It’s difficult to say how my feelings towards Narcissus changed. I don’t think I felt any differently towards him, even after we had slept together. To me, it just seemed a natural progression of the friendship that had formed between us.
“I love you,” Narcissus said to me, quietly, as I lay next to him, staring into the calm waters of the lake.
“Do you ever wonder how much attention the gods pay to us?” I asked, glancing back at him over my shoulder. “Do they have mirrors whereby they can look into this world at us? Or can they see everything that happens all the time?”
“Does it matter?”
I felt the lightest brush of lips against my shoulder and twisted round to look at Narcissus. Smiling, he wound a lock of my hair around his finger and looked deep into my eyes. “Stay with me?”

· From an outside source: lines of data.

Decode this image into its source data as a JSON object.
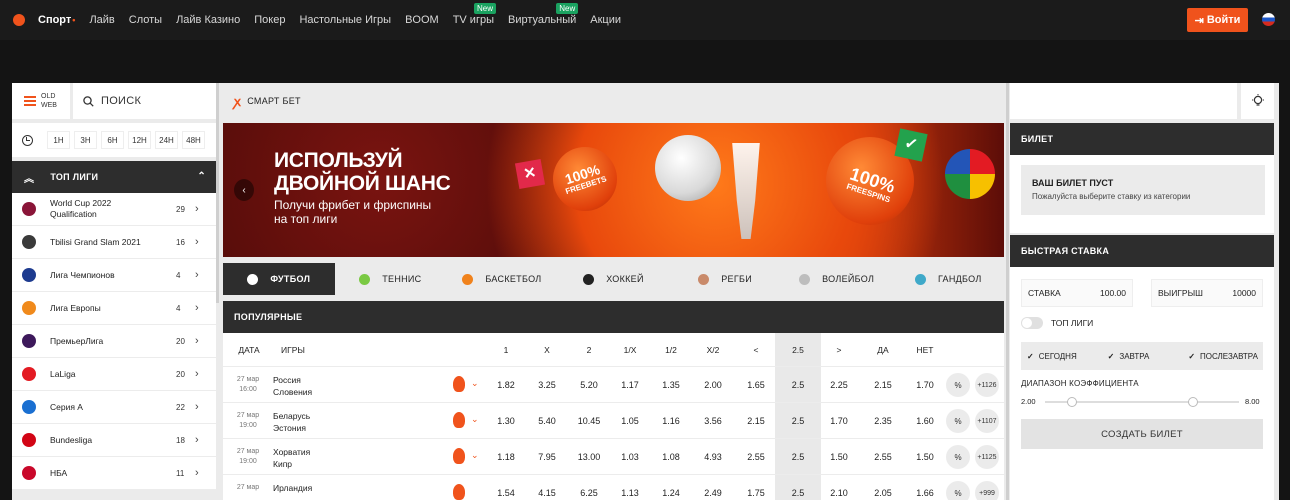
{
  "topbar": {
    "nav": [
      {
        "label": "Спорт",
        "badge": ""
      },
      {
        "label": "Лайв",
        "badge": ""
      },
      {
        "label": "Слоты",
        "badge": ""
      },
      {
        "label": "Лайв Казино",
        "badge": ""
      },
      {
        "label": "Покер",
        "badge": ""
      },
      {
        "label": "Настольные Игры",
        "badge": ""
      },
      {
        "label": "BOOM",
        "badge": ""
      },
      {
        "label": "TV игры",
        "badge": "New"
      },
      {
        "label": "Виртуальный",
        "badge": "New"
      },
      {
        "label": "Акции",
        "badge": ""
      }
    ],
    "login_label": "Войти",
    "accent_color": "#f0531c"
  },
  "left": {
    "oldweb_label_1": "OLD",
    "oldweb_label_2": "WEB",
    "search_label": "ПОИСК",
    "time_filters": [
      "1H",
      "3H",
      "6H",
      "12H",
      "24H",
      "48H"
    ],
    "top_leagues_title": "ТОП ЛИГИ",
    "leagues": [
      {
        "name": "World Cup 2022 Qualification",
        "count": "29",
        "color": "#8a1538"
      },
      {
        "name": "Tbilisi Grand Slam 2021",
        "count": "16",
        "color": "#3a3a3a"
      },
      {
        "name": "Лига Чемпионов",
        "count": "4",
        "color": "#1d3b8f"
      },
      {
        "name": "Лига Европы",
        "count": "4",
        "color": "#f08a1c"
      },
      {
        "name": "ПремьерЛига",
        "count": "20",
        "color": "#3d195b"
      },
      {
        "name": "LaLiga",
        "count": "20",
        "color": "#e31b23"
      },
      {
        "name": "Серия A",
        "count": "22",
        "color": "#1a6fd1"
      },
      {
        "name": "Bundesliga",
        "count": "18",
        "color": "#d20515"
      },
      {
        "name": "НБА",
        "count": "11",
        "color": "#c9082a"
      }
    ]
  },
  "center": {
    "smartbet_label": "СМАРТ БЕТ",
    "banner": {
      "title_line1": "ИСПОЛЬЗУЙ",
      "title_line2": "ДВОЙНОЙ ШАНС",
      "subtitle_line1": "Получи фрибет и фриспины",
      "subtitle_line2": "на топ лиги",
      "promo1_value": "100%",
      "promo1_label": "FREEBETS",
      "promo2_value": "100%",
      "promo2_label": "FREESPINS"
    },
    "sports": [
      {
        "label": "ФУТБОЛ",
        "color": "#ffffff"
      },
      {
        "label": "ТЕННИС",
        "color": "#7ac943"
      },
      {
        "label": "БАСКЕТБОЛ",
        "color": "#f0821c"
      },
      {
        "label": "ХОККЕЙ",
        "color": "#222222"
      },
      {
        "label": "РЕГБИ",
        "color": "#c98a6a"
      },
      {
        "label": "ВОЛЕЙБОЛ",
        "color": "#bdbdbd"
      },
      {
        "label": "ГАНДБОЛ",
        "color": "#3fa9c9"
      }
    ],
    "popular_title": "ПОПУЛЯРНЫЕ",
    "columns": {
      "date": "ДАТА",
      "games": "ИГРЫ",
      "c1": "1",
      "cx": "X",
      "c2": "2",
      "c1x": "1/X",
      "c12": "1/2",
      "cx2": "X/2",
      "lt": "<",
      "total": "2.5",
      "gt": ">",
      "yes": "ДА",
      "no": "НЕТ"
    },
    "matches": [
      {
        "date": "27 мар",
        "time": "16:00",
        "team1": "Россия",
        "team2": "Словения",
        "odds": [
          "1.82",
          "3.25",
          "5.20",
          "1.17",
          "1.35",
          "2.00",
          "1.65",
          "2.5",
          "2.25",
          "2.15",
          "1.70"
        ],
        "pct": "%",
        "more": "+1126"
      },
      {
        "date": "27 мар",
        "time": "19:00",
        "team1": "Беларусь",
        "team2": "Эстония",
        "odds": [
          "1.30",
          "5.40",
          "10.45",
          "1.05",
          "1.16",
          "3.56",
          "2.15",
          "2.5",
          "1.70",
          "2.35",
          "1.60"
        ],
        "pct": "%",
        "more": "+1107"
      },
      {
        "date": "27 мар",
        "time": "19:00",
        "team1": "Хорватия",
        "team2": "Кипр",
        "odds": [
          "1.18",
          "7.95",
          "13.00",
          "1.03",
          "1.08",
          "4.93",
          "2.55",
          "2.5",
          "1.50",
          "2.55",
          "1.50"
        ],
        "pct": "%",
        "more": "+1125"
      },
      {
        "date": "27 мар",
        "time": "",
        "team1": "Ирландия",
        "team2": "",
        "odds": [
          "1.54",
          "4.15",
          "6.25",
          "1.13",
          "1.24",
          "2.49",
          "1.75",
          "2.5",
          "2.10",
          "2.05",
          "1.66"
        ],
        "pct": "%",
        "more": "+999"
      }
    ]
  },
  "right": {
    "ticket_title": "БИЛЕТ",
    "ticket_empty_title": "ВАШ БИЛЕТ ПУСТ",
    "ticket_empty_sub": "Пожалуйста выберите ставку из категории",
    "quick_title": "БЫСТРАЯ СТАВКА",
    "stake_label": "СТАВКА",
    "stake_value": "100.00",
    "win_label": "ВЫИГРЫШ",
    "win_value": "10000",
    "toggle_label": "ТОП ЛИГИ",
    "days": [
      "СЕГОДНЯ",
      "ЗАВТРА",
      "ПОСЛЕЗАВТРА"
    ],
    "range_label": "ДИАПАЗОН КОЭФФИЦИЕНТА",
    "range_min": "2.00",
    "range_max": "8.00",
    "create_label": "СОЗДАТЬ БИЛЕТ"
  }
}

I wanted to draw back in alarm. This was the first time Narcissus had asked me this and it scared me. “I can’t. I have to stay with my sisters.”
“You wouldn’t have to stay away from them.” Narcissus kissed me. “You could go back to visit.”
I shook my head. “Hera will be angry.”
“Surely she could come and spend time with you here?”
“She’s jealous. She won’t like that I’m with you.”
Narcissus was quiet for several long moments, just looking at me. Finally, he spoke. “Do you love me?”
The question was a gentle one, but still filled me with a sense of panic. “I like being with you.”
“That wasn’t what I asked.”
I had no idea how to answer that. “I don’t know what you want me to say.”
“I want you to be honest with me.”
“I don’t know how I feel.”
Narcissus closed his eyes. “You’re lying.”
“I’m not!” I didn’t have to fake my indignant response. I told stories, yes, but I didn’t lie. Narcissus asked me for truth… and I had to give him that. “Do you need me to rush how I feel? I’m faithful to you. Isn’t that enough?”
Narcissus rolled onto his back, staring up at the sky. “No.”
I stood up, feeling cold inside. “I need to go.”
“Maybe that would be best.” Narcissus didn’t look at me.
Would things have been different if I’d stayed? If I’d realised that the heat I felt when I was with Narcissus could only have been love? It’s impossible to say what might have been, but I now wonder if I could have changed the whole course of our lives if I’d seen the love in my stories echoed in my own life.
But I didn’t stay. I walked away without a backward glance and it was only later, at night, that I realised the mistake I’d made. And then I sneaked out to go back to the lake… to talk to Narcissus.
But he had gone. And it was a long time before I saw him again, but the loss cut deep.